Diesen zeitgenössischen Blickwechseln stellt Schiel in ihrer vergleichenden Synthese (IV, 289-344) den Blick der Historikerin zur Seite: Drei "Perspektivkreuzungen" (36) erschließen weitere Vergleichsebenen und füllen den mehrdimensionalen Frageraum vom Konkreten der Textstudien und Kontexterzählungen zum Abstrakten der "Ereigniswerdung" (336) und zur Struktur und Transformation mittelalterlicher Krisendiskurse. Auf der Textebene präpariert Schiel die Analysekategorien (Wortfelder, Erzählstoffe, Deutungsmotive, Bewältigungsstrategien) heraus. Auf der Kontextebene setzt sie Autoren und Entstehungsbedingungen zueinander ins Verhältnis und erfasst die Verflechtungen zwischen den lokalen Machtstrukturen und den ortsansässigen Predigerkonventen, die Bedeutung der Augenzeugenschaft für das Geschilderte und die Abhängigkeiten zwischen der Biographie des Autors und seiner Erzählung. Auf der Ebene der Ereigniswerdung lässt sie die vorigen Ebenen zusammenfließen und klärt schließlich die "Dialektik von Erschütterung, Diskursivierung und Transformation", oder anders gesagt, "was die beiden Ereignisse tatsächlich verändert haben" (337).

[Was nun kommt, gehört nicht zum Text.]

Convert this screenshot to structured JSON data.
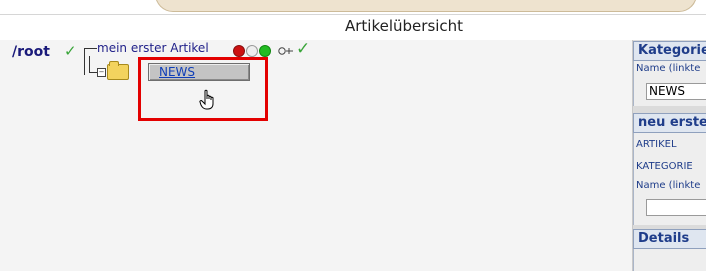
{
  "header": {
    "title": "Artikelübersicht"
  },
  "tree": {
    "root_label": "/root",
    "article_label": "mein erster Artikel",
    "context_item_label": "NEWS"
  },
  "right_panel": {
    "category_header": "Kategorie",
    "category_name_label": "Name (linkte",
    "category_name_value": "NEWS",
    "article_header": "neu erste",
    "artikel_label": "ARTIKEL",
    "kategorie_label": "KATEGORIE",
    "article_name_label": "Name (linkte",
    "article_name_value": "",
    "details_header": "Details"
  },
  "colors": {
    "highlight_border": "#e30000",
    "link_blue": "#0f3eb8",
    "panel_header_text": "#1f3d8a"
  },
  "icons": {
    "root_check": "check-icon",
    "article_check": "check-icon",
    "status_lights": [
      "red",
      "grey",
      "green"
    ],
    "move": "move-icon",
    "folder": "folder-icon",
    "cursor": "hand-pointer-icon"
  }
}
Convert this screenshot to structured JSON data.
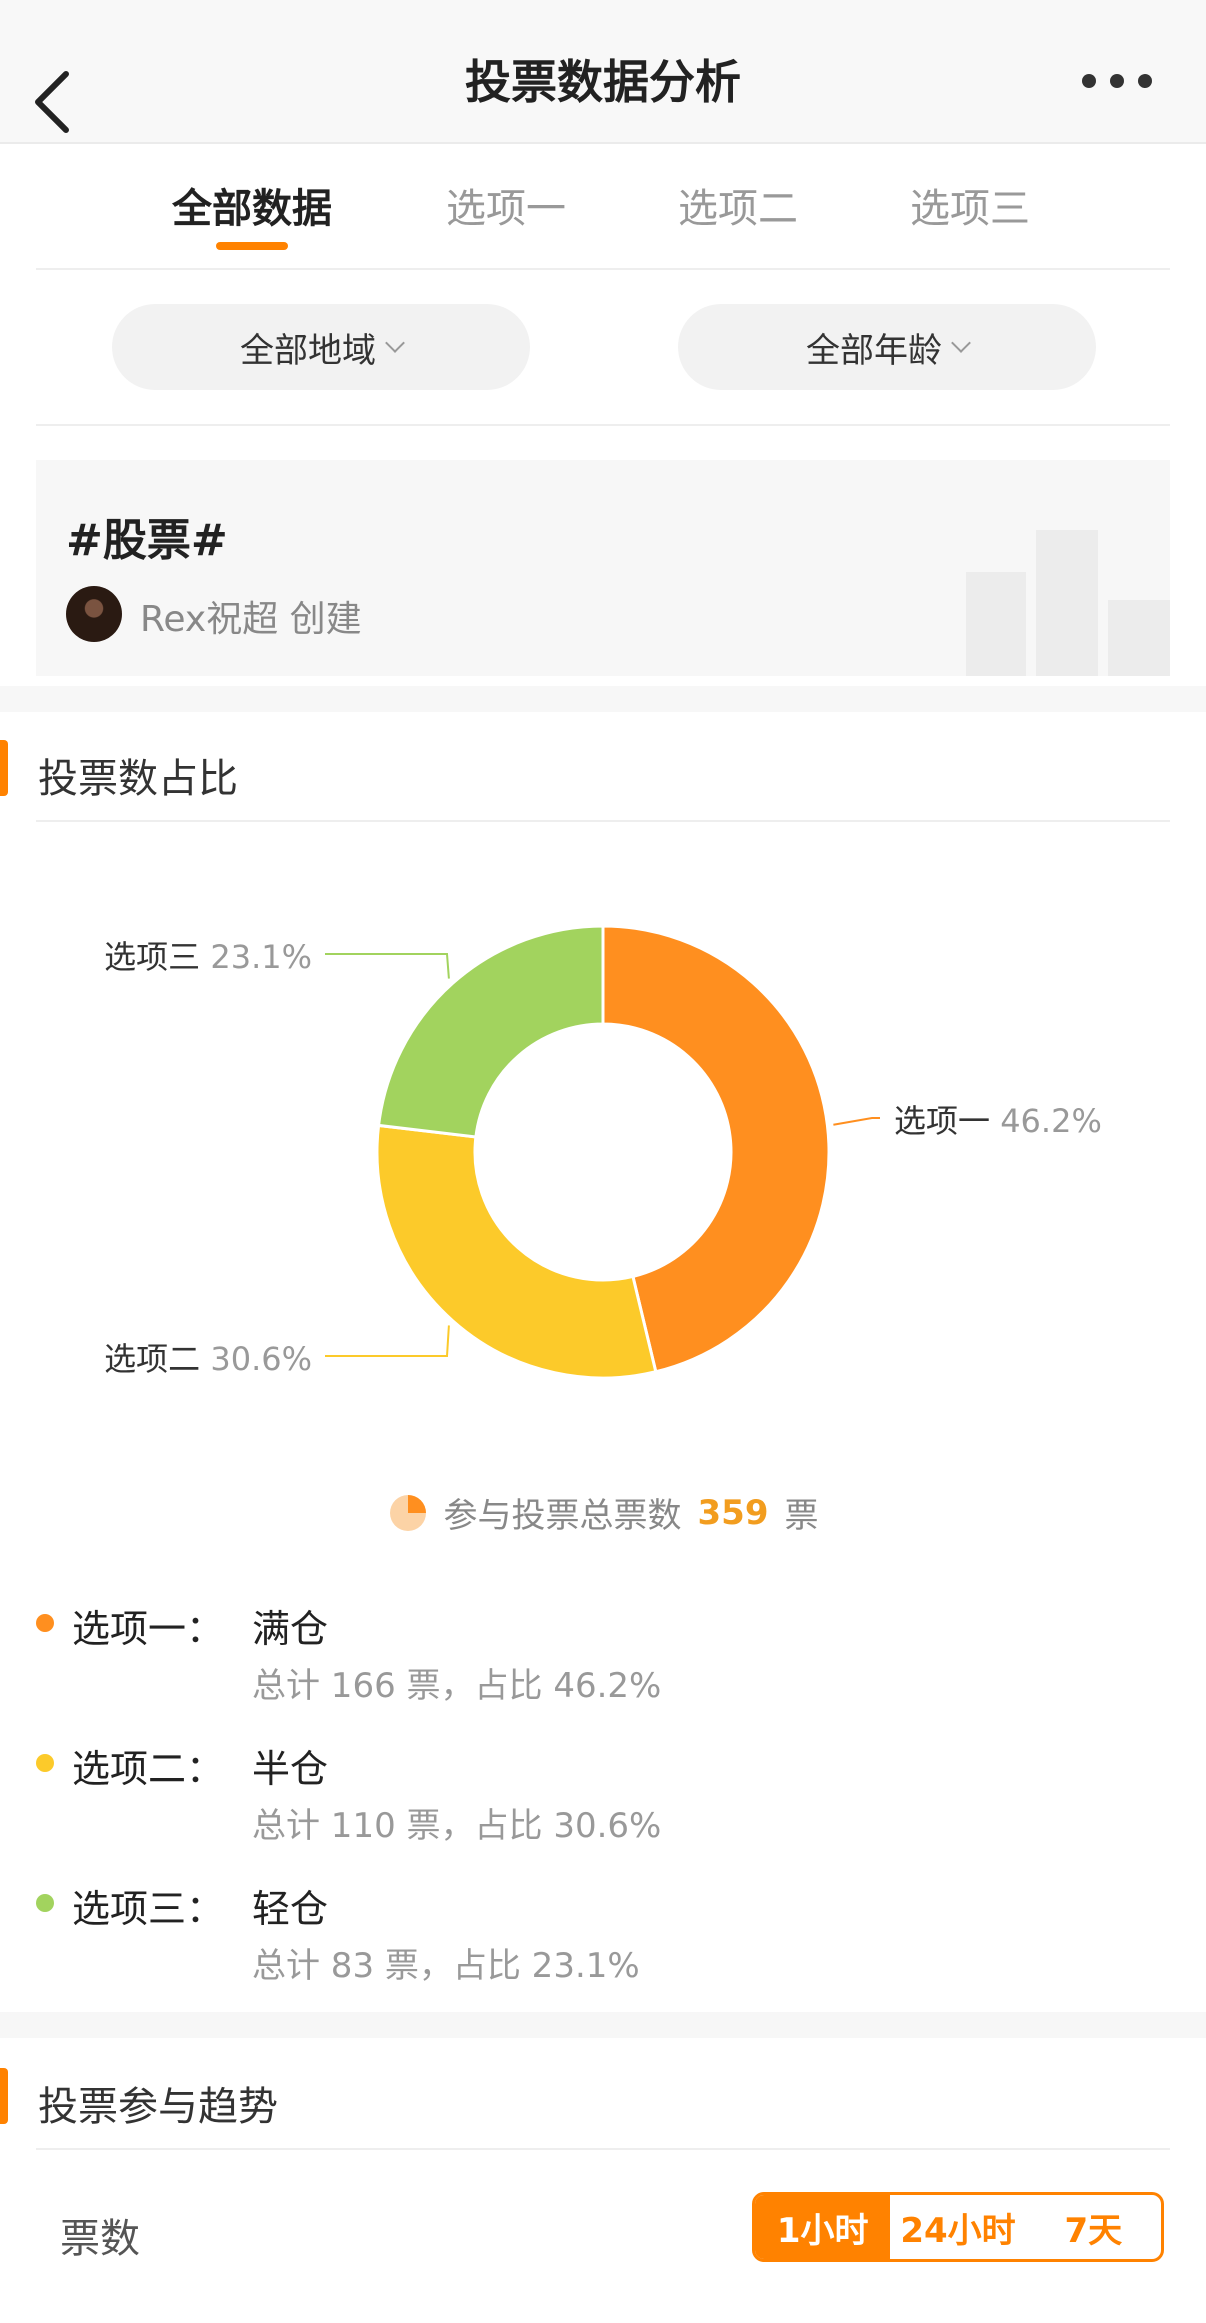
{
  "header": {
    "title": "投票数据分析"
  },
  "tabs": [
    {
      "label": "全部数据",
      "active": true
    },
    {
      "label": "选项一"
    },
    {
      "label": "选项二"
    },
    {
      "label": "选项三"
    }
  ],
  "filters": {
    "region": "全部地域",
    "age": "全部年龄"
  },
  "topic": {
    "title": "#股票#",
    "creator": "Rex祝超 创建"
  },
  "section1": {
    "title": "投票数占比"
  },
  "colors": {
    "accent": "#ff8200",
    "option1": "#ff8f1f",
    "option2": "#fcca2a",
    "option3": "#a2d35e"
  },
  "chart_data": {
    "type": "pie",
    "categories": [
      "选项一",
      "选项二",
      "选项三"
    ],
    "values": [
      46.2,
      30.6,
      23.1
    ],
    "labels": [
      "选项一",
      "选项二",
      "选项三"
    ],
    "percent_labels": [
      "46.2%",
      "30.6%",
      "23.1%"
    ]
  },
  "total": {
    "prefix": "参与投票总票数",
    "count": "359",
    "suffix": "票"
  },
  "options": [
    {
      "label": "选项一：",
      "name": "满仓",
      "detail": "总计 166 票，占比 46.2%"
    },
    {
      "label": "选项二：",
      "name": "半仓",
      "detail": "总计 110 票，占比 30.6%"
    },
    {
      "label": "选项三：",
      "name": "轻仓",
      "detail": "总计 83 票，占比 23.1%"
    }
  ],
  "section2": {
    "title": "投票参与趋势"
  },
  "trend": {
    "unit_label": "票数",
    "ranges": [
      {
        "label": "1小时",
        "active": true
      },
      {
        "label": "24小时"
      },
      {
        "label": "7天"
      }
    ]
  }
}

Besonders hervorzuheben ist die kritische Edition und deutsche Übersetzung der Kreuzzugsrede des Genuesen Jacobus Campora an Kaiser Friedrich III. im Anhang (V, 345-372). Schiel macht damit nicht nur einen wenig beachteten Text zugänglich, sondern wirkt einer Forschungstendenz der letzten zwei Jahrzehnte entgegen, die sich verstärkt auf Humanisten als engagierte Türkenkriegspropagatoren konzentrierte. Die Rede steht stellvertretend für eine Vielzahl von Schriften, die die ungebrochene Deutungshoheit "alter Eliten" wie Theologen und Prediger im Umgang mit der osmanischen Bedrohung belegen.

Schiels 'histoire croisée' dominikanischer Erzählungen zum "Mongolensturm" und zum "Fall Konstantinopels" gewinnt den beiden sonst gut erforschten Themen neue Einsichten ab. Wie Schiel überzeugend darlegen konnte, erzählt die (dominikanische) Geschichtsschreibung die beiden Krisenmomente des Spätmittelalters in ähnlicher Weise - ein Befund, der nur auf Grund des "unverstellten" Blicks auf die historischen Ereignisse und ihre Erzählung erzielt werden konnte. Denn die Folgen von 1453 bewirkten, dass nur der "Fall Konstantinopels" zu einer epochalen Zäsur mutierte, nicht aber der "Mongolensturm", obwohl er im Moment des Geschehens von den Zeitgenossen ebenso traumatisch empfunden wurde. Gibt es sie also doch, die Geschichte außerhalb ihrer Erzählung?